Tegoroczny Złombol wystartuje 3 września spod Stadionu Śląskiego w Chorzowie. Meta zaplanowana została 6 września w Albanii. Organizatorzy przewidują przejazd dwoma trasami – wschodnią, która wiedzie przez Czechy, Słowację, Węgry, Serbię, Kosovo i Macedonię oraz zachodnią, która prowadzić będzie przez Czechy, Austrię, Słowenię, Chorwację i Czarnogórę. Po drodze uczestnicy mogą podziwiać piękne krajobrazy, wśród których każdy znajdzie coś dla siebie - zarówno wielbiciele górskich szlaków, jak i nadmorskich zatoczek i plaż. W trakcie samego rajdu załogi będą spały na polach biwakowych lub pod namiotami. Powrót z rajdu zaplanowany jest 8 września.
Złombol to największa na świecie samochodowa impreza charytatywna, jednocząca ludzi którzy, aby wystartować muszą pozyskać darczyńców na kwotę minimum 2022 zł, oferując im sprzedaż z powierzchni reklamowej na samochodach.

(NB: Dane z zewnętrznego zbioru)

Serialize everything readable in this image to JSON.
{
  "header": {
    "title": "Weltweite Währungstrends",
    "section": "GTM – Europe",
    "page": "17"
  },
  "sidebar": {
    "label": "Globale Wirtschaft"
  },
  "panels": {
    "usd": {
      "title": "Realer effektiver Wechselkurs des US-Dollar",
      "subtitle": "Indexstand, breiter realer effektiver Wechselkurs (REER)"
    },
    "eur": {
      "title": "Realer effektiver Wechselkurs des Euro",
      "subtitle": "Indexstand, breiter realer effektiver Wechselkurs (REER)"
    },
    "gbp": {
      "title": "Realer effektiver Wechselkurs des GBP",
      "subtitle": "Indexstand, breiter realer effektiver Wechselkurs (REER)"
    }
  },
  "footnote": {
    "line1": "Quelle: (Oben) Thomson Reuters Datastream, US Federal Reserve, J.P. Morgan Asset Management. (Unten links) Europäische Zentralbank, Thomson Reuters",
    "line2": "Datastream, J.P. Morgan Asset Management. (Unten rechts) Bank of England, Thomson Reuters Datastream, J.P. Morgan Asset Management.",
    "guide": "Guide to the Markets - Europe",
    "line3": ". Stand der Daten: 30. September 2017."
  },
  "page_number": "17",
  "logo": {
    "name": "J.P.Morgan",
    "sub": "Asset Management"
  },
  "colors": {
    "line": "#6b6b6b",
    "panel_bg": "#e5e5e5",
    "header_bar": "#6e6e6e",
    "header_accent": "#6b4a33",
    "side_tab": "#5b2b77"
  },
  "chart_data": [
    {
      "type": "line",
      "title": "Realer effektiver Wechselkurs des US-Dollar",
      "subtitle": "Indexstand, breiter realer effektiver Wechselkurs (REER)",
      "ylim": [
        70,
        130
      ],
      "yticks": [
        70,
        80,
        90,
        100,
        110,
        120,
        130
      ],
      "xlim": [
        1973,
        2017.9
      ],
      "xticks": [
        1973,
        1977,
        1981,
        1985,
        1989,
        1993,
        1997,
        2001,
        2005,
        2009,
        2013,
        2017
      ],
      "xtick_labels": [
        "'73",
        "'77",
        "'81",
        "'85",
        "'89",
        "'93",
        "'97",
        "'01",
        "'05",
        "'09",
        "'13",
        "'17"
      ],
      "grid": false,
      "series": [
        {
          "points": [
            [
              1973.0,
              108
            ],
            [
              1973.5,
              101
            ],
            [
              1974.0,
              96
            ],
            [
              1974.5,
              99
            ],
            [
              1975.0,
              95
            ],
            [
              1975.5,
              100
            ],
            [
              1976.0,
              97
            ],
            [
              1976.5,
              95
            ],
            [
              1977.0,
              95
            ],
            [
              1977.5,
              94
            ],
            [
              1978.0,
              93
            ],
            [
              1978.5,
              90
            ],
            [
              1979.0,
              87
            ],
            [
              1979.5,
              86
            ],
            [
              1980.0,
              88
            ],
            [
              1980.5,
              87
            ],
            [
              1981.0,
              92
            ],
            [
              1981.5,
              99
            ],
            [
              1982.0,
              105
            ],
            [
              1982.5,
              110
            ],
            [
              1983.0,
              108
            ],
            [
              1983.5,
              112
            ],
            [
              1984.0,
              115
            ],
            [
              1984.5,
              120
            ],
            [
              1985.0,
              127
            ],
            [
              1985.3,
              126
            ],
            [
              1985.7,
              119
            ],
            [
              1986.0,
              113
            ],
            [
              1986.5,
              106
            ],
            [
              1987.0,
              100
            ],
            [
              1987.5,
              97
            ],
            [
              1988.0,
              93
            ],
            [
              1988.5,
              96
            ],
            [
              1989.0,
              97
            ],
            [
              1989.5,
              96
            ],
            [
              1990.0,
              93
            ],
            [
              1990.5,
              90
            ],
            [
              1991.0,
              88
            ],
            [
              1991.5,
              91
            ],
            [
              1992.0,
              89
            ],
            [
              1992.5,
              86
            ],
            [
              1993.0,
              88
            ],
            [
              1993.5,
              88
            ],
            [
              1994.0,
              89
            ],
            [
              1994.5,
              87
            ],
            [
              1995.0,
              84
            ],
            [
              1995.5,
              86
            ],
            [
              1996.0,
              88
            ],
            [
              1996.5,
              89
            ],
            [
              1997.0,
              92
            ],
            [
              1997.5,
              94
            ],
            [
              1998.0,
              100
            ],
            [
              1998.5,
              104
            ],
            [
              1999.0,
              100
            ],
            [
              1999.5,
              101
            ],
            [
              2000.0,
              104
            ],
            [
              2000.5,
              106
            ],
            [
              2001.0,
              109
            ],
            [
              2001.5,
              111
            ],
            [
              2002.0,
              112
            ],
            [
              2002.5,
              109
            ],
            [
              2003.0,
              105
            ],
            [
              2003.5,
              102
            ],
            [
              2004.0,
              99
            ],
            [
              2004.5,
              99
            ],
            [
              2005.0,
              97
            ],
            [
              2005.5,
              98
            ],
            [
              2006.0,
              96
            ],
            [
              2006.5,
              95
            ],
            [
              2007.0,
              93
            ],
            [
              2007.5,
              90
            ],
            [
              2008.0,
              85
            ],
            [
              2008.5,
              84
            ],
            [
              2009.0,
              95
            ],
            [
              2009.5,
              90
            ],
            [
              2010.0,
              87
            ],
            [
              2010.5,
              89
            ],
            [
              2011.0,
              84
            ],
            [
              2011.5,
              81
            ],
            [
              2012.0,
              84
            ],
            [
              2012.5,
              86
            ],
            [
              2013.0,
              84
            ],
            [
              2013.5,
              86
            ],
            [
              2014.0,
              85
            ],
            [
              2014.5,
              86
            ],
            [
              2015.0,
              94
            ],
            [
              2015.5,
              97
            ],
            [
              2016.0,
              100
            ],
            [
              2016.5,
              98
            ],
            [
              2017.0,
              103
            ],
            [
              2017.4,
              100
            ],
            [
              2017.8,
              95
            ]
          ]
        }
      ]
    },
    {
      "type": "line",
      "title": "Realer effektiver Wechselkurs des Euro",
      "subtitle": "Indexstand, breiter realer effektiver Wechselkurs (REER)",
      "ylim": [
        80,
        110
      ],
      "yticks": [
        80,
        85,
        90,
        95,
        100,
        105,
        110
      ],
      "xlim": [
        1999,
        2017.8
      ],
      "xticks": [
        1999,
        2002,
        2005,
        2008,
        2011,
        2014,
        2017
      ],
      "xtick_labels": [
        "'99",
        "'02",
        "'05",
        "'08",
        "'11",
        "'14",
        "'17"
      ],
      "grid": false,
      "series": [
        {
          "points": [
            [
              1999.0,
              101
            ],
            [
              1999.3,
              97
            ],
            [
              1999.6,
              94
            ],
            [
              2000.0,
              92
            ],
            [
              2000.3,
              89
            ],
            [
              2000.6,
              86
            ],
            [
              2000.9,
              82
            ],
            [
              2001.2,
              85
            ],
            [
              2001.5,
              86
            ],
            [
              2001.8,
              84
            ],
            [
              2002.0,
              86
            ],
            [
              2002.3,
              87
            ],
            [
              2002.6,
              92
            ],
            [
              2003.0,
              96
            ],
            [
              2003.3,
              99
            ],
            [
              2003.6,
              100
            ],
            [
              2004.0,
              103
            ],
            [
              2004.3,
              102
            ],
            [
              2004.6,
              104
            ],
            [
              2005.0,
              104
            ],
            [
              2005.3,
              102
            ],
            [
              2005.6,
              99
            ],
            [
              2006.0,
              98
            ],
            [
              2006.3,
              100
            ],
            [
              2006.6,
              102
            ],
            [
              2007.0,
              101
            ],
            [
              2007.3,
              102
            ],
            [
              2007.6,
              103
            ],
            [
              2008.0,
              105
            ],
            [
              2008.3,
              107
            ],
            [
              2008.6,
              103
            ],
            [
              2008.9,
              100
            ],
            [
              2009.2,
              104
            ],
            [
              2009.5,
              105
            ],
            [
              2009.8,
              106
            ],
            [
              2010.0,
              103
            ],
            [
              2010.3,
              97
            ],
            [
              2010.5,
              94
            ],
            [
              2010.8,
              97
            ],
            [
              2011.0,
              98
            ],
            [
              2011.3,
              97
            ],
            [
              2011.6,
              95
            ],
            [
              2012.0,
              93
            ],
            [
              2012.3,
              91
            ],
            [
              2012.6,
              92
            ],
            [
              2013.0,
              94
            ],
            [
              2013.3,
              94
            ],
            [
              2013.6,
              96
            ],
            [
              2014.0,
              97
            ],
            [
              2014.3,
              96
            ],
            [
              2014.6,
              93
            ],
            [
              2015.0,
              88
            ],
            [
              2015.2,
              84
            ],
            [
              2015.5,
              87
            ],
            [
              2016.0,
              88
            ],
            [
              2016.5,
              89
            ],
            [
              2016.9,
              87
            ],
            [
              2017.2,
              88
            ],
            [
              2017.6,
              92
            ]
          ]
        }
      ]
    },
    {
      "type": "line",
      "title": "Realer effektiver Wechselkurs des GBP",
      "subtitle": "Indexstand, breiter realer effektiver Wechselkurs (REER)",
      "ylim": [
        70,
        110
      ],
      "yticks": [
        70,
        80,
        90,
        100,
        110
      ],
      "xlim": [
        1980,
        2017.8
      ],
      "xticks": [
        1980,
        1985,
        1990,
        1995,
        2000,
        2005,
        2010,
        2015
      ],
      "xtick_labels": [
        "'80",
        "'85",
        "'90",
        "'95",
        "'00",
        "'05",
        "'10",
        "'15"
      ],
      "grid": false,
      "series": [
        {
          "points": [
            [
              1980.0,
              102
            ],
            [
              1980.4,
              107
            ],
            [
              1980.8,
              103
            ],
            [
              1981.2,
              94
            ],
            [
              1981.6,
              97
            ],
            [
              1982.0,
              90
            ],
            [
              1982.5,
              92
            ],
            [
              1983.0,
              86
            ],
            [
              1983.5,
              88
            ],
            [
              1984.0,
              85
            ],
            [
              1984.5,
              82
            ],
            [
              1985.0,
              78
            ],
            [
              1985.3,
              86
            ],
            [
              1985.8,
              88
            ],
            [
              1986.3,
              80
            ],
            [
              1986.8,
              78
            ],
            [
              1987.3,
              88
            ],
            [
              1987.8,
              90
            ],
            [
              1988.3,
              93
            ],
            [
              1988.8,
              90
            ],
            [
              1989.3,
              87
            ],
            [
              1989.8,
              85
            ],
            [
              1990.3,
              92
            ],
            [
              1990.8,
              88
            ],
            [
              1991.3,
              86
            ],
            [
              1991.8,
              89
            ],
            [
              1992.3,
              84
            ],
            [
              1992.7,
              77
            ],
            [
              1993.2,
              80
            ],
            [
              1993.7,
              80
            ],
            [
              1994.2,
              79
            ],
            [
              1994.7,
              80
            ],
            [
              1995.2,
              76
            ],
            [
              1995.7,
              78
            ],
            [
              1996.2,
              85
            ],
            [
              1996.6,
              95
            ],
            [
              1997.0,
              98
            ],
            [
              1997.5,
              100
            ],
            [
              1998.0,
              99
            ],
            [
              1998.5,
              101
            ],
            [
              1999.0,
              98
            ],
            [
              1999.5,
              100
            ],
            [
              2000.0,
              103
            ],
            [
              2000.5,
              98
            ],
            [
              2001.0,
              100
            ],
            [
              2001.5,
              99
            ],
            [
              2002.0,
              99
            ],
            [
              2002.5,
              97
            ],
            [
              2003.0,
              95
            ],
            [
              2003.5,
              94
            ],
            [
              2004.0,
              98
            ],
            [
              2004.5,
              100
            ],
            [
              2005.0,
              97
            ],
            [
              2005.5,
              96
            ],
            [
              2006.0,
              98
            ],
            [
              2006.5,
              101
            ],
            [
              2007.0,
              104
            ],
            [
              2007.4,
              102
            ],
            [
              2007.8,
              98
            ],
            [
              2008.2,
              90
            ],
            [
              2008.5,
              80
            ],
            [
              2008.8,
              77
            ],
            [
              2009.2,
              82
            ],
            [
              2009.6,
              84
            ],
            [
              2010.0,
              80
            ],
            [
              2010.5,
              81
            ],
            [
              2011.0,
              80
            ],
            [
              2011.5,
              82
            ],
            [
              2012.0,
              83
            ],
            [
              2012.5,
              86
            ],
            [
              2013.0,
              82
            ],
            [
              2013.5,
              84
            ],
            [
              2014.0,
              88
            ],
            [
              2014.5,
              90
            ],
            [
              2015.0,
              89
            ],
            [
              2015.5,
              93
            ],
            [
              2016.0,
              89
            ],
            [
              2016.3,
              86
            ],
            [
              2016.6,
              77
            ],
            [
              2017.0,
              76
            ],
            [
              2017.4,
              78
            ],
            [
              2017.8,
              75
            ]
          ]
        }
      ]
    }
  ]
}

Od dziesięciu lat organizatorzy starają się polepszać standard życia dzieci z domów dziecka oraz poszerzać ich horyzonty, wysyłając na wycieczki i wakacje, aby dać im lepsze widoki na życie i ułatwić start w dorosłość.
Zbiórka środków ramach wydarzenia odbywa się dzięki współpracy organizatorów rajdu Złombol z Fundacją Nasz Śląsk im. gen. Jerzego Ziętka. Datki na cel - 100 proc. uzbieranych środków na realizację marzeń dzieci z domów dziecka - można wpłacać on-line bezpośrednio na stronie złombol.pl przy pomocy przycisku-cegiełki. Kwoty możliwych wpłat zaczynają się już od 10 zł.